Optimal home energy management including batteries and heterogenous uncertainties

Abstract

Energy storage will play a vital role in the decarbonization of the electricity sector, especially in domestic installations. In such kind of systems, home energy management applications are becoming essential. These kinds of tools enable active control of domestic appliances and storage systems to pursue a more efficient use of energy in household installations. However, the emergence of renewable generators and electric vehicles makes the operation of residential assets more difficult, as multiple uncertainties should be managed on a whole. These unknowns have a different character, in fact, some of them can be easily predicted while others are subject to a high level of randomness.
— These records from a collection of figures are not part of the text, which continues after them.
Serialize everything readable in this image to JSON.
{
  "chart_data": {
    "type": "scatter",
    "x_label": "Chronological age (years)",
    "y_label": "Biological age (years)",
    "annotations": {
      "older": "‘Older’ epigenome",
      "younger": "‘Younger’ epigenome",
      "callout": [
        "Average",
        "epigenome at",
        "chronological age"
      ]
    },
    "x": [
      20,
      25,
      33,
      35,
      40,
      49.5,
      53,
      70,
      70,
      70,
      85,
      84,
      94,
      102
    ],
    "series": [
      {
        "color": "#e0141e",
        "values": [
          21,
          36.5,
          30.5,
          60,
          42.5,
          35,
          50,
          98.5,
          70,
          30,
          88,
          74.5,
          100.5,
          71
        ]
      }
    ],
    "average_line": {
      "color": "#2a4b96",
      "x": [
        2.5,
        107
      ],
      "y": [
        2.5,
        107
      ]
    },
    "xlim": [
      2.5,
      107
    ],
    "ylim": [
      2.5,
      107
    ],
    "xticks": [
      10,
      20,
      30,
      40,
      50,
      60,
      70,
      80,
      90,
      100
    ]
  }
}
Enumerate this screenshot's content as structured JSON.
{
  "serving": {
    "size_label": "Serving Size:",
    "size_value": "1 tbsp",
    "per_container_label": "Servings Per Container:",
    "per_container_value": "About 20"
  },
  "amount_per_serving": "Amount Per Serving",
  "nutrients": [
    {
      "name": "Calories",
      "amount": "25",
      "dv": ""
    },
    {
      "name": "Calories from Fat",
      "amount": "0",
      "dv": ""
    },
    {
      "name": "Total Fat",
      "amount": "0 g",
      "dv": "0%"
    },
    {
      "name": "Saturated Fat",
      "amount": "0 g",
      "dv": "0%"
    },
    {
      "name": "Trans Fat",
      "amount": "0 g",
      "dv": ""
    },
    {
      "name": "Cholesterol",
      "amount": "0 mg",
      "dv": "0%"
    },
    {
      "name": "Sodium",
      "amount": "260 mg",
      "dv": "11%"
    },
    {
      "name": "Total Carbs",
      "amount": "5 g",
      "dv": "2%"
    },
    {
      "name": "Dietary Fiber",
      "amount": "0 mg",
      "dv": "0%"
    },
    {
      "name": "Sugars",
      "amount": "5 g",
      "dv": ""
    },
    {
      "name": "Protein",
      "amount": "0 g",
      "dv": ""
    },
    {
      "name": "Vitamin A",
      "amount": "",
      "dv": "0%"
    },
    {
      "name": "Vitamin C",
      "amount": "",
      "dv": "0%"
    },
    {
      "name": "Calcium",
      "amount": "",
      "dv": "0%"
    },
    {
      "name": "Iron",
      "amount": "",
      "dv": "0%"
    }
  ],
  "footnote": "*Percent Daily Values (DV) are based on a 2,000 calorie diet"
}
This paper addresses this issue by developing a novel home energy management tool that accounts for the different levels of the randomness of the uncertainties involved in home operation. To this end, a novel Lexicographic-Interval formulation of the home energy management problem is presented, by which the uncertainties can be easily modelled using interval notation. Unlike conventional tools, the new proposal sorts the uncertainties according to their level of randomness. Then, the energy management mechanism performs the scheduling plan according to the predefined classification so that the more random parameters rule the impact of others, thus giving more importance to those uncertainties that are hardly predictable. A benchmark case study is performed to validate the new proposal and illustrate its capabilities. Different tariffs are compared, showing that the Time-of-Use mechanism is normally more expensive than Real-Time-Pricing tariffs, increasing the electricity bill by 12 % in some cases. However, the level of robustness achieved with Time-of-Use tariffs seems higher, allowing to assume an abruptly unexpected reduction of photovoltaic generation.